I don't think this solution is optimal, but it's very easy to understand and use, you sort the elements in decreasing order, then you take each element and try to fit it in your number. If you have the sequence [5,6,2,7] and you need to make the 15 number, you'll reorder the sequence [7,6,5,2] and take 7, then you need to extract 8 so you'll take 6, then you'll need 2 more, check 5 but it's too big and you'll skip it and check the last number, 2, which it's perfect and finishes your number. So you'd print out 3. This is the worst case of the algorithm which is O(n). But in your example with 12, it'll be O(1), because you'll pick 12 from the first checkup of the ordered sequence. (running time applies only for the program of choosing items, not sorting)

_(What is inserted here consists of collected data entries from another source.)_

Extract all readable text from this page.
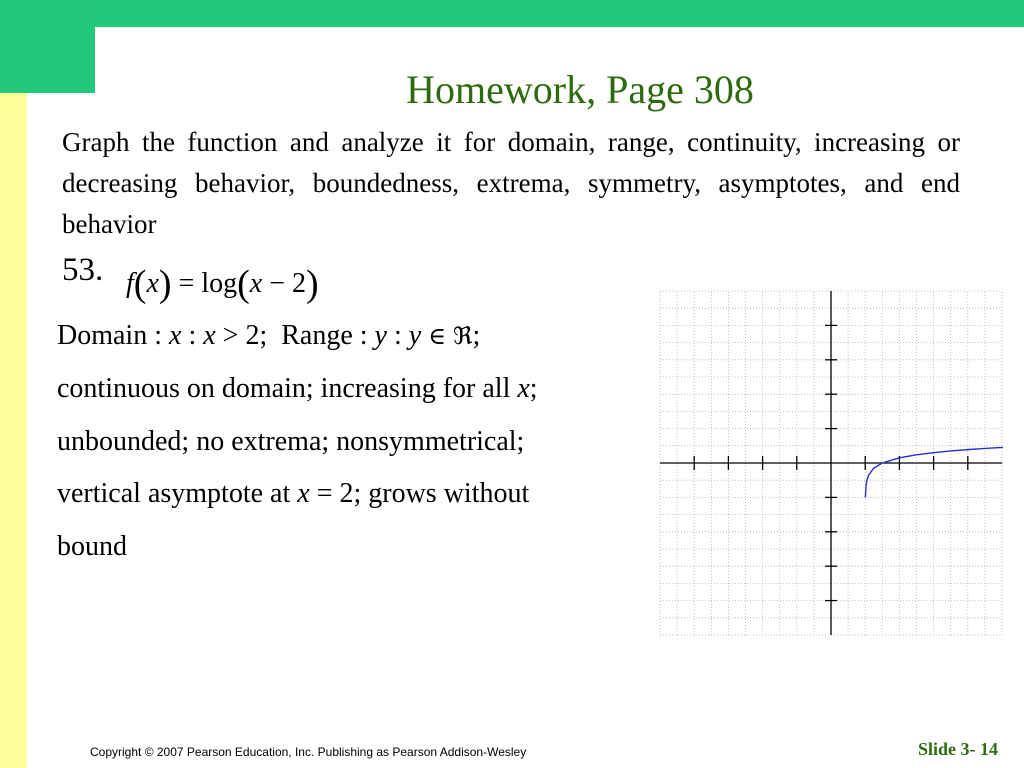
Homework, Page 308
Graph the function and analyze it for domain, range, continuity, increasing or decreasing behavior, boundedness, extrema, symmetry, asymptotes, and end behavior
53. f(x) = log(x − 2)
Domain : x : x > 2;  Range : y : y ∈ ℜ;
continuous on domain; increasing for all x;
unbounded; no extrema; nonsymmetrical;
vertical asymptote at x = 2; grows without
bound
Copyright © 2007 Pearson Education, Inc. Publishing as Pearson Addison-Wesley	Slide 3- 14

resolve_sum(ordered_items[], number) {
count = 0;
aux = number;
i = 0;
while (aux - ordered_items[i] <= 0) {
count = count + 1;
aux = aux - ordered_items[i];
i = i + 1;
}
if (aux == 0) return count;
else return -1;
}
I haven't included an algorithm for sorting, you can choose one that you know best or try to learn a new efiecient one. Link with sorting algorithms and their running time. This is just a sample code you can use in C/C++ or Java or what you need. I hope it isn't way too much brute force.